意識が構成されてから一瞬もたたぬ時に、関籍は主を慮った。

 

(いや、拙者は死んだのか)

 

額に矢を受けて生きていられるなどとは思っていない、と。

ある意味得心した彼は開き直って当たりを見回した。

 

何もない。

流石に気がめげそうだった。

 

文遠殿は無事だろうか。

部下は、落ち延びられただろうか。

 

また、同じことが頭を過ぎる。

それ以外に考えること―――と言うよりは、案ずることを知らない彼らしい思考だった。

 

温度というものが、無いのか。

 

冷たくもなく、温かくもない。不思議としか言えないような、そんな感覚だった。

 

(我が義は敗れた)

 

身体も何もなく、思考だけが在る状況で関籍が始めたのは、問答。

 

何故敗れたか。
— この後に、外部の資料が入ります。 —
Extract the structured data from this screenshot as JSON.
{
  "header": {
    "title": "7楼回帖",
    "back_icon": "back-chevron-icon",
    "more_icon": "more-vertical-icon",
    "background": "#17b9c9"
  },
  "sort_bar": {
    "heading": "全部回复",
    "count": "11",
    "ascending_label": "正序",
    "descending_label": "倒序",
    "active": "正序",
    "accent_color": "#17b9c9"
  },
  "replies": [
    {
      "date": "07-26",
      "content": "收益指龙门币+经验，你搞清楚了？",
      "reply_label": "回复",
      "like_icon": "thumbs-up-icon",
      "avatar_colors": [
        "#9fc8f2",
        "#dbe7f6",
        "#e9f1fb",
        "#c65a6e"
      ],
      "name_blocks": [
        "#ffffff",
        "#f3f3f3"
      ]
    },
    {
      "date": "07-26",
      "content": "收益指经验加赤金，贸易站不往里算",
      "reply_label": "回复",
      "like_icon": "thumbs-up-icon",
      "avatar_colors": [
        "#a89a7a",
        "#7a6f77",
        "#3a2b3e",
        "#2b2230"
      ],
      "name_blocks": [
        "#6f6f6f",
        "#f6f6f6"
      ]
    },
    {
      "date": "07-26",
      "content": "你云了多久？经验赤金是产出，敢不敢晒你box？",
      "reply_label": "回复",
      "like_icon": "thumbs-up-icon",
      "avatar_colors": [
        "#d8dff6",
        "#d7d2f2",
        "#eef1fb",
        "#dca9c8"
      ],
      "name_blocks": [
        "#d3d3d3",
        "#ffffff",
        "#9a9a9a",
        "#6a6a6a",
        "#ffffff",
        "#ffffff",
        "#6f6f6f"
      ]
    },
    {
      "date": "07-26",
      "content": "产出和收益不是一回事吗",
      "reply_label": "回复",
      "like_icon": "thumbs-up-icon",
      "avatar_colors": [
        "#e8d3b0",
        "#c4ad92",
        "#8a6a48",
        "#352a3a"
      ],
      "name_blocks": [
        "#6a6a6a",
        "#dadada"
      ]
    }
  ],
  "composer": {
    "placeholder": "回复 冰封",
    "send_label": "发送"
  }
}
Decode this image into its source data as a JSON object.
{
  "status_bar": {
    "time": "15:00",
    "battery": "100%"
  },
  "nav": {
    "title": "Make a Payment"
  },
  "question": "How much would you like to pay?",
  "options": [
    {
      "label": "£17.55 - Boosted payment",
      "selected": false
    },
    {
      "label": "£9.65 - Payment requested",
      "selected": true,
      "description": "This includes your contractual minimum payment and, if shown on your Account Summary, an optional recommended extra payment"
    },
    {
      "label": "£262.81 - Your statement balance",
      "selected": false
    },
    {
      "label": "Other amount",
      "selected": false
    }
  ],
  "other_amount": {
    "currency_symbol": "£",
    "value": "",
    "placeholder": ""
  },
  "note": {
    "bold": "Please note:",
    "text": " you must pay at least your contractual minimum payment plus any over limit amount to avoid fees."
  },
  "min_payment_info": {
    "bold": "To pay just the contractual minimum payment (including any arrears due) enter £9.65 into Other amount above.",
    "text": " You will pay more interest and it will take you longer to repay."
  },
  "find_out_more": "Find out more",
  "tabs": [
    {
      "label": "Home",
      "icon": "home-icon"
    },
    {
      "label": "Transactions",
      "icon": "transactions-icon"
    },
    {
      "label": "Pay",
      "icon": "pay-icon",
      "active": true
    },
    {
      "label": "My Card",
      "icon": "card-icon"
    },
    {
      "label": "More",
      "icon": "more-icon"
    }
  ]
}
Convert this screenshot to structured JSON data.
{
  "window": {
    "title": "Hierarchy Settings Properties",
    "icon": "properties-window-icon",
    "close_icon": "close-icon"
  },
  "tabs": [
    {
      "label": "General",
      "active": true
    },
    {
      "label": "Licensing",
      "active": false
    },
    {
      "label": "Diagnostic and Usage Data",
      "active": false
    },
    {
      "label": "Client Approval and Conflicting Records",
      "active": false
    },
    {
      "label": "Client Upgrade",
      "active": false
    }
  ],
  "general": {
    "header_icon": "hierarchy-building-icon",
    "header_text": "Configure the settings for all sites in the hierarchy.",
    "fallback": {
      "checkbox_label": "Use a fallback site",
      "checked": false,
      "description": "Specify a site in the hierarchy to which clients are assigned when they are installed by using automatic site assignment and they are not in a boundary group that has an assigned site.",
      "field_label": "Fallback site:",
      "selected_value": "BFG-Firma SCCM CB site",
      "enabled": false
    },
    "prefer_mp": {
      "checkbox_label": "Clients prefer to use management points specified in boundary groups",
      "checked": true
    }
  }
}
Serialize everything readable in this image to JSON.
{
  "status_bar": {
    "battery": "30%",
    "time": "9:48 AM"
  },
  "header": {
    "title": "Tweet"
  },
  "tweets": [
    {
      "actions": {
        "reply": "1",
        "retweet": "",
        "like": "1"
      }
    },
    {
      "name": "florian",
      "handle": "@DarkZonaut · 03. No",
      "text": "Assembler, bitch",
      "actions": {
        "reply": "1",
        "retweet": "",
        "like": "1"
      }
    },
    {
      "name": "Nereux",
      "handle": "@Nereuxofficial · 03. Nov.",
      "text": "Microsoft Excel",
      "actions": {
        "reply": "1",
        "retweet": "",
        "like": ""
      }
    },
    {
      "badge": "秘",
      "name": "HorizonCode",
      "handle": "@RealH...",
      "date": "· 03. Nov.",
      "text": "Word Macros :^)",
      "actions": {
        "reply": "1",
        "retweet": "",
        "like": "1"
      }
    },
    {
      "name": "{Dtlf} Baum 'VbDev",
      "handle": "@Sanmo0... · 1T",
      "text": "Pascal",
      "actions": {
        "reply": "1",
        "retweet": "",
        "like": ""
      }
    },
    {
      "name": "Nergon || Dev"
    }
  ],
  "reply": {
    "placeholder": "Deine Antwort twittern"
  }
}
袁紹の義が正しかったのだろうか。

 

(否)

 

それよりも、考えるべきことがある。

 

実体のない意識だけのはずの右側に感ぜられる温もりを無視し、関籍は再び思考の海に没頭した。

 

義を貫き、理想の義を貫くあまり、主を、配下を。

戦の渦中に叩き込んでいいのか。

考えても考えても答えは出ず、漠然とした時が過ぎ去った。

 

(真の義とは何だ)

 

世の唱える義か。

己が正しきと判断した義か。

或いは、勝者の唱える義こそが真の義か。

 

考え、考え、考え。

 

関籍は、ようやっと一つのことに疑問を抱いた。

 

(この温もりは何だ)

 

温度も音も何もなく、不純なものがなかったからこそ思考の海に没頭できたと言うのに。

 

温もりを手繰り寄せ、近づく。

 

何もなく、ただただ冥い空間に、サッと光が差し込んだ。